Agency automatic contributions are a benefit that is offered to federal government employees who participate in the thrift savings plan. It describes how the specific government agency makes contributions, equal to 1% of the individual’s gross salary, whether the person chooses to make contributions of their own or not. As the term “automatic” implies, the employee has no control over this 1% contribution; they can opt to contribute more, though.
Employees who participate in the Federal Employees Retirement System are allowed to contribute up to 10% of their basic pay, per pay period, to their Thrift Savings Plan account. Contributions will be matched as follows:
- The first 3% saved during each pay period will be matched dollar for dollar.

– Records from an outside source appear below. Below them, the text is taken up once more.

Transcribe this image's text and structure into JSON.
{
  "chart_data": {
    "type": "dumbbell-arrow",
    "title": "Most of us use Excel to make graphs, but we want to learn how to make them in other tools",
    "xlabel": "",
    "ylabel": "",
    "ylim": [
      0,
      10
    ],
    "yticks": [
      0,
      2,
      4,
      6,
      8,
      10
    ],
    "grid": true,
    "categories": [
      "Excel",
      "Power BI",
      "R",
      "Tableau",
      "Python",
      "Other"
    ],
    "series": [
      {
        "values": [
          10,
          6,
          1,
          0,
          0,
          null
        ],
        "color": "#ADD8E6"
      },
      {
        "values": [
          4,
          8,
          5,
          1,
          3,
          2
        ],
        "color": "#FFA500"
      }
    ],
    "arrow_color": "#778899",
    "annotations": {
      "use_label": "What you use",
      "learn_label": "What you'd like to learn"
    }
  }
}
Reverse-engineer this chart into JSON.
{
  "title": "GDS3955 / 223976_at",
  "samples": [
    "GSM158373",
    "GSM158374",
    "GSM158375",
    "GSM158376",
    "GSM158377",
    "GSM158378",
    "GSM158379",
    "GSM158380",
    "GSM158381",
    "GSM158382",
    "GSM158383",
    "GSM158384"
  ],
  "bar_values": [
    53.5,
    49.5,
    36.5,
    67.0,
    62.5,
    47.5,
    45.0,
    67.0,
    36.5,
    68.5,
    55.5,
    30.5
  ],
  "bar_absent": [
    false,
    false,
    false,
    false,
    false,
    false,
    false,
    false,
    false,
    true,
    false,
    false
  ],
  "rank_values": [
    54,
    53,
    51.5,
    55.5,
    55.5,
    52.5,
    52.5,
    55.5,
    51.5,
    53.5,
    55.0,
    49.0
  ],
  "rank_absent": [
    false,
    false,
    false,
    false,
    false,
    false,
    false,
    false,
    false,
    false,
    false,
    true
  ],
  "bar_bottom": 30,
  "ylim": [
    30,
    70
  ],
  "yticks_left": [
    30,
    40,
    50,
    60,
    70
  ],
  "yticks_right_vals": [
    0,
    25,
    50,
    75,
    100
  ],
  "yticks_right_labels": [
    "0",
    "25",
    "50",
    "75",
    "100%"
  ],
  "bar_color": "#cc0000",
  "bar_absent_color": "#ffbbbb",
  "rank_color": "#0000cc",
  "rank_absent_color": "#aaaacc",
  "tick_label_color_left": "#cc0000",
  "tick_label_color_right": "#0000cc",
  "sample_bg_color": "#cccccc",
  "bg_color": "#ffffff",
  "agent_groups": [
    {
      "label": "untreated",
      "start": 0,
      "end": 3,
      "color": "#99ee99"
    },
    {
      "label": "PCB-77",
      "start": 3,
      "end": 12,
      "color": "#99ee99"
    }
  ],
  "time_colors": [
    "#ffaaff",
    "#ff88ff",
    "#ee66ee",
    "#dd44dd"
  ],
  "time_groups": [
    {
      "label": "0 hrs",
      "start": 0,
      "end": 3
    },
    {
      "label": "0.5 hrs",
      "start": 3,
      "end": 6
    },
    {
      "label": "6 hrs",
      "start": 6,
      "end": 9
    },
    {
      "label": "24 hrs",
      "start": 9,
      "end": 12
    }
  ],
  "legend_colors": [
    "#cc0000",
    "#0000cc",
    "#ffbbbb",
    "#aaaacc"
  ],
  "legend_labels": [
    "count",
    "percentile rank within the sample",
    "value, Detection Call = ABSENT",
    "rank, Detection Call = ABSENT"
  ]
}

- The next 2% will be matched at 50 cents on the dollar.
Contributions made by the employee and the Agency Matching Contributions belong to the individual immediately. Agency Automatic Contributions and attributable earnings are vested after 3 years of Federal service. In some cases the term is only 2 years, but those are special circumstances.
As with other retirement accounts it makes sense to start investing in a Thrift Savings Plan as soon as you begin to work for the government. Taking advantage of Matching Contributions as well as the Automatic Contributions gives your savings an opportunity to compound over a longer period of time.
In many government agencies participation in the Thrift Savings Plan is involuntary. Furthermore, some agencies require specific contributions and arrange for automatic deposits of such contributions with each pay period.